Monday, Mar. 10, 1952
Springtime in Seoul
For one brief, balmy day last week, spring came to the Korean capital, Seoul, and with it a troupe of wandering Korean troubadours whose big number was a spirited rendition of Old Soldier's Never Die. Bombed, beleaguered and beaten into submission four times in the last 20 months by allied and Communist attackers, Seoul has become the most battle-scarred city in the world; yet it, too, resolutely refuses to die. Last week the sound of front-line guns only 30 miles to the north still rumbled in bombed-out Seoul. On snowy mornings, the bodies of refugees frozen to death overnight could still be found among the grey-black blocks of rubble.
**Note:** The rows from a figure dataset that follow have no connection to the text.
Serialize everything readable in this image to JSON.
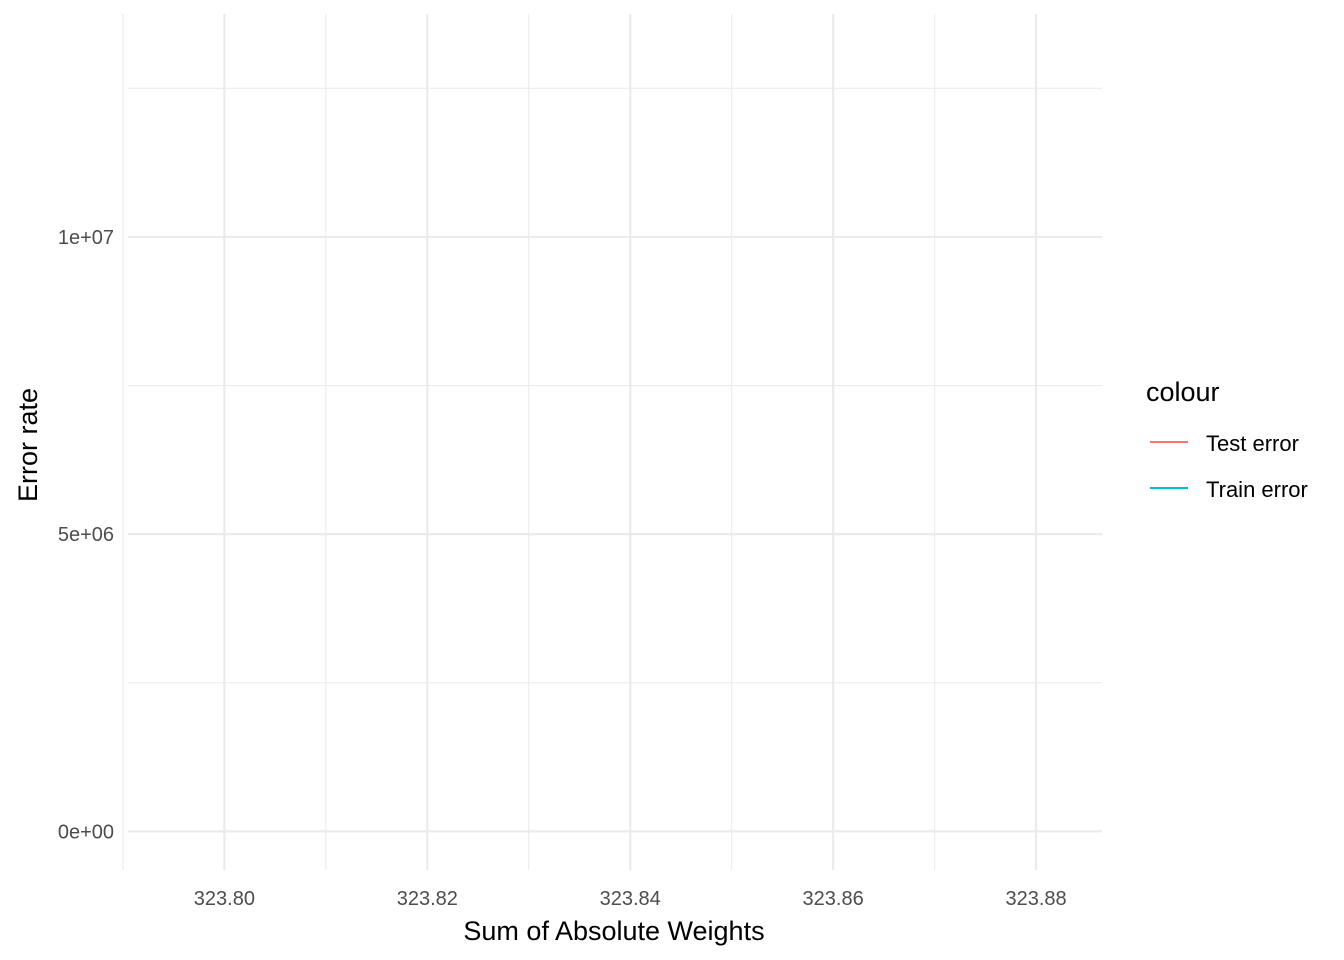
{
  "chart_data": {
    "type": "line",
    "title": "",
    "xlabel": "Sum of Absolute Weights",
    "ylabel": "Error rate",
    "xlim": [
      323.7905,
      323.8865
    ],
    "ylim": [
      -650000,
      13750000
    ],
    "x_ticks": [
      323.8,
      323.82,
      323.84,
      323.86,
      323.88
    ],
    "x_tick_labels": [
      "323.80",
      "323.82",
      "323.84",
      "323.86",
      "323.88"
    ],
    "x_minor_ticks": [
      323.79,
      323.81,
      323.83,
      323.85,
      323.87
    ],
    "y_ticks": [
      0,
      5000000,
      10000000
    ],
    "y_tick_labels": [
      "0e+00",
      "5e+06",
      "1e+07"
    ],
    "y_minor_ticks": [
      2500000,
      7500000,
      12500000
    ],
    "grid": true,
    "legend": {
      "title": "colour",
      "position": "right"
    },
    "series": [
      {
        "name": "Test error",
        "color": "#F8766D",
        "x": [],
        "y": []
      },
      {
        "name": "Train error",
        "color": "#00BFC4",
        "x": [],
        "y": []
      }
    ]
  }
}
Stars & Bars. Fearful of dangerous overcrowding, U.S. Army authorities tried, without success, to keep too many former residents from returning to their city, but the old inhabitants streamed northward into the city over the one usable bridge in ever-increasing numbers. By last week, Seoul's population, once 1,500,000 and recently as low as 150,000, was climbing again to 800,000. Men, women & children worked side by side in the streets hauling away rubble in improvised rattan sledges. Streetcars, blistered, bullet-pocked and windowless, picked their way cautiously along the city's network of trolley tracks; 15 of Seoul's prewar fleet of 150 buses wheezed and coughed along cratered streets. Two brand-new fire engines had just been delivered from Japan.
Restaurants, pastry shops, even a nightclub or two were back in operation. Souvenir sellers were doing a land-office business with G.I. customers. Korean-made flags of the U.S. Confederacy made a brave display at one stall, alongside the flags of South Korea. Other Seoul factories were busily turning out soap, matches and rubber shoes--and cooking utensils made largely of aluminum salvaged from wrecked warplanes.
Much of Seoul's recovery is due to the tireless labors of U.S. Colonel Charles R. Munske, 54, a bluff, benevolent reservist from Brooklyn. As chief of the U.N. Civil Assistance Command for Seoul and the province of Kyonggi, Colonel Munske is nominally only an adviser to Seoul's U.S.-educated Mayor Kim Tai Sun. Actually, he works a minimum of twelve hours a day, seven days a week, coping with the city's problems. Seoul's rebuilding came to a dead stop recently when contractors ran out of nails. Munske begged and borrowed some wire, started a nail factory.
Housewifely Bustle. Food is still scarce and high in Seoul, and black markets thrive everywhere. When military police decided to check all vehicles entering Seoul on the chance that they might be stolen or contain stolen parts, a near famine resulted. All the truckers who had been carrying food into the city promptly hid their vehicles under the nearest hayrack, leaving Seoul to starve until the MPs cooled off. Last week, adulterated whisky was selling for $20 a bottle on Seoul's black markets. On the other hand, G.I. pants (worth $15) could be had for as little as $3.
South Korea is still governed from the provisional capital at Pusan, but last week advance teams of government officers were in Seoul paving the way for an early return to the capital. A few unwelcome citizens were coming back too. Angry residents caught one enterprising Communist on the Han bridge with a supply of explosives and hanged him on the spot from the girders of the bridge he sought to destroy.
Even the city's municipal politics seemed to be returning to their normal state of prewar confusion: Mayor Kim was being investigated by a government investigating committee; he in turn had ordered an investigation of the investigating committee. None of it mattered. Last week Mayor Kim relaxed for a moment on the leather couch in his office and glanced out of his windows at the signs of rebirth among the rubble of his city. "I think we're doing rather nicely," he said.